Tax residency in Hungary
When assessing a potential tax liability, the first thing that comes to the mind of most employees who have worked abroad is the 183-day rule: if I worked at least 183 days in a given country, I have to pay taxes there. Unfortunately, the situation is not quite as simple.
When the taxation of foreigners’ income crops up in Hungary, the first step should be to check the employee’s tax residency. Tax residents under Hungarian legislation are considered to be, among others, Hungarian citizens, foreign private individuals who using their right to stay here freely for more than three months have spent at least 183 days in Hungary, or those individuals who only have a residence in Hungary. Resident individuals are subject to an unlimited tax liability.
However, it can easily happen that a foreign employee of a corporation has an unlimited tax liability abroad as well, in Germany for example, if the individual has a permanent home there.
Tax residency in treaties
What should HR do if it turns out that several countries intend to tax a given employee’s income under an unlimited tax liability? You can find guidance on the taxation of individual types of income in the double taxation treaties. Hungary currently has valid double taxation treaties with 80 countries.

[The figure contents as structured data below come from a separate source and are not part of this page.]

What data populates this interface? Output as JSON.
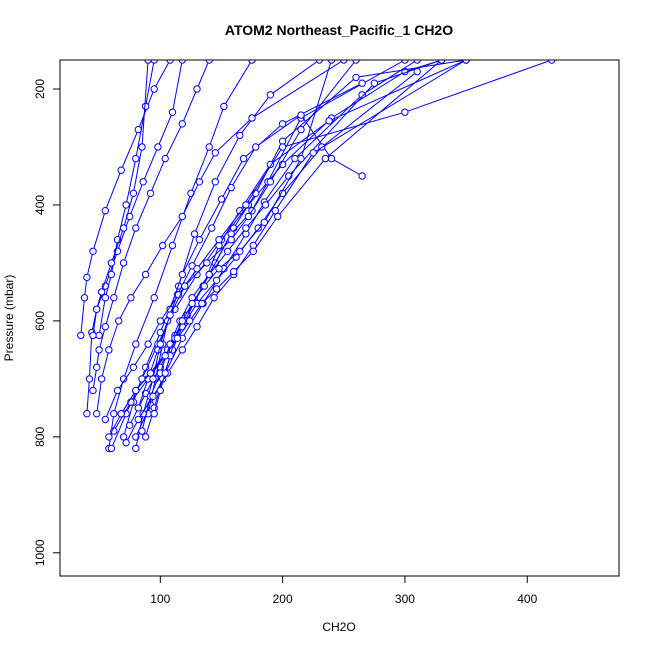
{
  "chart_data": {
    "type": "line",
    "title": "ATOM2 Northeast_Pacific_1 CH2O",
    "xlabel": "CH2O",
    "ylabel": "Pressure (mbar)",
    "xlim": [
      18,
      475
    ],
    "ylim": [
      1040,
      150
    ],
    "y_reversed": true,
    "grid": false,
    "xticks": [
      100,
      200,
      300,
      400
    ],
    "yticks": [
      200,
      400,
      600,
      800,
      1000
    ],
    "series_color": "#0000ff",
    "marker": "open-circle",
    "series": [
      {
        "points": [
          [
            58,
            820
          ],
          [
            62,
            760
          ],
          [
            70,
            700
          ],
          [
            80,
            640
          ],
          [
            95,
            560
          ],
          [
            110,
            470
          ],
          [
            125,
            380
          ],
          [
            140,
            300
          ],
          [
            152,
            230
          ],
          [
            175,
            150
          ]
        ]
      },
      {
        "points": [
          [
            70,
            800
          ],
          [
            78,
            740
          ],
          [
            88,
            680
          ],
          [
            100,
            620
          ],
          [
            115,
            540
          ],
          [
            128,
            450
          ],
          [
            145,
            360
          ],
          [
            165,
            280
          ],
          [
            190,
            210
          ],
          [
            230,
            150
          ]
        ]
      },
      {
        "points": [
          [
            60,
            820
          ],
          [
            72,
            760
          ],
          [
            85,
            700
          ],
          [
            98,
            640
          ],
          [
            112,
            580
          ],
          [
            130,
            520
          ],
          [
            150,
            460
          ],
          [
            172,
            400
          ],
          [
            200,
            330
          ],
          [
            240,
            250
          ],
          [
            300,
            170
          ],
          [
            330,
            150
          ]
        ]
      },
      {
        "points": [
          [
            80,
            800
          ],
          [
            92,
            745
          ],
          [
            104,
            690
          ],
          [
            118,
            630
          ],
          [
            135,
            570
          ],
          [
            152,
            510
          ],
          [
            170,
            450
          ],
          [
            185,
            395
          ],
          [
            210,
            320
          ],
          [
            265,
            210
          ],
          [
            310,
            150
          ]
        ]
      },
      {
        "points": [
          [
            75,
            780
          ],
          [
            88,
            725
          ],
          [
            100,
            680
          ],
          [
            112,
            625
          ],
          [
            128,
            565
          ],
          [
            145,
            500
          ],
          [
            160,
            440
          ],
          [
            178,
            380
          ],
          [
            200,
            290
          ],
          [
            260,
            180
          ],
          [
            350,
            150
          ]
        ]
      },
      {
        "points": [
          [
            68,
            760
          ],
          [
            80,
            720
          ],
          [
            92,
            690
          ],
          [
            106,
            650
          ],
          [
            122,
            590
          ],
          [
            140,
            520
          ],
          [
            158,
            450
          ],
          [
            175,
            410
          ],
          [
            188,
            360
          ],
          [
            215,
            250
          ],
          [
            300,
            150
          ]
        ]
      },
      {
        "points": [
          [
            62,
            790
          ],
          [
            76,
            740
          ],
          [
            90,
            700
          ],
          [
            104,
            660
          ],
          [
            120,
            600
          ],
          [
            135,
            540
          ],
          [
            148,
            470
          ],
          [
            165,
            410
          ],
          [
            190,
            330
          ],
          [
            238,
            255
          ],
          [
            350,
            150
          ]
        ]
      },
      {
        "points": [
          [
            90,
            760
          ],
          [
            96,
            700
          ],
          [
            102,
            640
          ],
          [
            108,
            580
          ],
          [
            118,
            520
          ],
          [
            132,
            460
          ],
          [
            150,
            390
          ],
          [
            168,
            320
          ],
          [
            200,
            260
          ],
          [
            265,
            190
          ]
        ]
      },
      {
        "points": [
          [
            82,
            750
          ],
          [
            90,
            700
          ],
          [
            98,
            650
          ],
          [
            106,
            600
          ],
          [
            114,
            555
          ],
          [
            126,
            505
          ],
          [
            142,
            440
          ],
          [
            158,
            370
          ],
          [
            178,
            300
          ],
          [
            215,
            245
          ],
          [
            240,
            320
          ],
          [
            265,
            350
          ]
        ]
      },
      {
        "points": [
          [
            55,
            770
          ],
          [
            65,
            720
          ],
          [
            78,
            680
          ],
          [
            90,
            640
          ],
          [
            100,
            600
          ],
          [
            115,
            555
          ],
          [
            130,
            510
          ],
          [
            148,
            460
          ],
          [
            170,
            400
          ],
          [
            200,
            300
          ],
          [
            300,
            240
          ],
          [
            420,
            150
          ]
        ]
      },
      {
        "points": [
          [
            48,
            760
          ],
          [
            52,
            700
          ],
          [
            58,
            650
          ],
          [
            66,
            600
          ],
          [
            76,
            560
          ],
          [
            88,
            520
          ],
          [
            102,
            470
          ],
          [
            118,
            420
          ],
          [
            132,
            360
          ],
          [
            145,
            310
          ],
          [
            175,
            250
          ],
          [
            250,
            150
          ]
        ]
      },
      {
        "points": [
          [
            45,
            720
          ],
          [
            48,
            680
          ],
          [
            50,
            650
          ],
          [
            55,
            610
          ],
          [
            62,
            560
          ],
          [
            70,
            500
          ],
          [
            80,
            440
          ],
          [
            92,
            380
          ],
          [
            104,
            320
          ],
          [
            118,
            260
          ],
          [
            130,
            200
          ],
          [
            140,
            150
          ]
        ]
      },
      {
        "points": [
          [
            40,
            760
          ],
          [
            42,
            700
          ],
          [
            44,
            620
          ],
          [
            48,
            580
          ],
          [
            55,
            540
          ],
          [
            65,
            480
          ],
          [
            75,
            420
          ],
          [
            86,
            360
          ],
          [
            98,
            300
          ],
          [
            110,
            240
          ],
          [
            118,
            150
          ]
        ]
      },
      {
        "points": [
          [
            35,
            625
          ],
          [
            38,
            560
          ],
          [
            40,
            525
          ],
          [
            45,
            480
          ],
          [
            55,
            410
          ],
          [
            68,
            340
          ],
          [
            82,
            270
          ],
          [
            95,
            200
          ],
          [
            108,
            150
          ]
        ]
      },
      {
        "points": [
          [
            50,
            625
          ],
          [
            55,
            560
          ],
          [
            60,
            520
          ],
          [
            65,
            460
          ],
          [
            72,
            400
          ],
          [
            80,
            320
          ],
          [
            88,
            230
          ],
          [
            95,
            150
          ]
        ]
      },
      {
        "points": [
          [
            45,
            625
          ],
          [
            48,
            580
          ],
          [
            52,
            550
          ],
          [
            60,
            500
          ],
          [
            70,
            440
          ],
          [
            78,
            380
          ],
          [
            85,
            300
          ],
          [
            90,
            150
          ]
        ]
      },
      {
        "points": [
          [
            80,
            820
          ],
          [
            86,
            760
          ],
          [
            94,
            700
          ],
          [
            100,
            640
          ],
          [
            108,
            590
          ],
          [
            120,
            540
          ],
          [
            138,
            500
          ],
          [
            158,
            460
          ],
          [
            172,
            420
          ],
          [
            190,
            360
          ],
          [
            215,
            270
          ],
          [
            260,
            150
          ]
        ]
      },
      {
        "points": [
          [
            88,
            800
          ],
          [
            95,
            750
          ],
          [
            102,
            700
          ],
          [
            110,
            650
          ],
          [
            118,
            610
          ],
          [
            130,
            570
          ],
          [
            146,
            530
          ],
          [
            162,
            490
          ],
          [
            180,
            440
          ],
          [
            200,
            380
          ],
          [
            232,
            300
          ],
          [
            310,
            170
          ]
        ]
      },
      {
        "points": [
          [
            85,
            790
          ],
          [
            92,
            730
          ],
          [
            100,
            690
          ],
          [
            108,
            640
          ],
          [
            116,
            600
          ],
          [
            126,
            560
          ],
          [
            140,
            520
          ],
          [
            155,
            480
          ],
          [
            170,
            440
          ],
          [
            186,
            400
          ],
          [
            205,
            350
          ],
          [
            275,
            190
          ],
          [
            330,
            150
          ]
        ]
      },
      {
        "points": [
          [
            72,
            810
          ],
          [
            82,
            770
          ],
          [
            94,
            730
          ],
          [
            106,
            690
          ],
          [
            118,
            650
          ],
          [
            130,
            610
          ],
          [
            144,
            560
          ],
          [
            160,
            520
          ],
          [
            176,
            470
          ],
          [
            194,
            410
          ],
          [
            225,
            310
          ],
          [
            350,
            150
          ]
        ]
      },
      {
        "points": [
          [
            95,
            760
          ],
          [
            100,
            720
          ],
          [
            104,
            690
          ],
          [
            108,
            660
          ],
          [
            112,
            630
          ],
          [
            118,
            600
          ],
          [
            126,
            570
          ],
          [
            136,
            540
          ],
          [
            148,
            510
          ],
          [
            165,
            480
          ],
          [
            185,
            430
          ],
          [
            215,
            320
          ],
          [
            240,
            150
          ]
        ]
      },
      {
        "points": [
          [
            58,
            800
          ],
          [
            68,
            760
          ],
          [
            80,
            720
          ],
          [
            92,
            690
          ],
          [
            104,
            660
          ],
          [
            114,
            630
          ],
          [
            124,
            600
          ],
          [
            134,
            570
          ],
          [
            146,
            545
          ],
          [
            160,
            515
          ],
          [
            176,
            480
          ],
          [
            196,
            420
          ],
          [
            235,
            320
          ],
          [
            330,
            150
          ]
        ]
      }
    ]
  }
}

The treaties help to decide in which country the private individual qualifies as a tax resident. To this end, you have to carry out the test specified by the given treaty in each case. Most treaties link tax residency to the person’s permanent home, centre of vital interests or habitual abode.
Taxation of individual types of income
The treaties clearly specify the country that may levy tax on individual types of income, such as interest income, dividends, income from employment, etc. The treaties provide guidance on how the given countries should avoid the double taxation of the income in question.
Let’s continue with the German example. If a German employee joins the company and his family comes with him, but they keep their home in Germany, then based on domestic regulations both Hungary and Germany will consider the employee as a resident, but based on the treaty we find that he should be considered resident in Hungary. If the private individual receives interest from Germany, this will be taxable in Hungary, and the private individual has to inform his German bank about it and also has to request the suspension of tax deductions. However, in the case of any tax payment in Germany, this income may have to be taken into account when determining the tax rate.
Income from employment
Special rules apply to the taxation of income derived from non-independent activities. In addition to the country of residence, the country of employment, the person paying the salary, the period spent in the country of employment and the notion of the economic employer have to be taken into account as well.
It is evident from the above that the taxation of foreigners’ income can pose many problems, and we have to answer several questions in order to draw the right conclusions.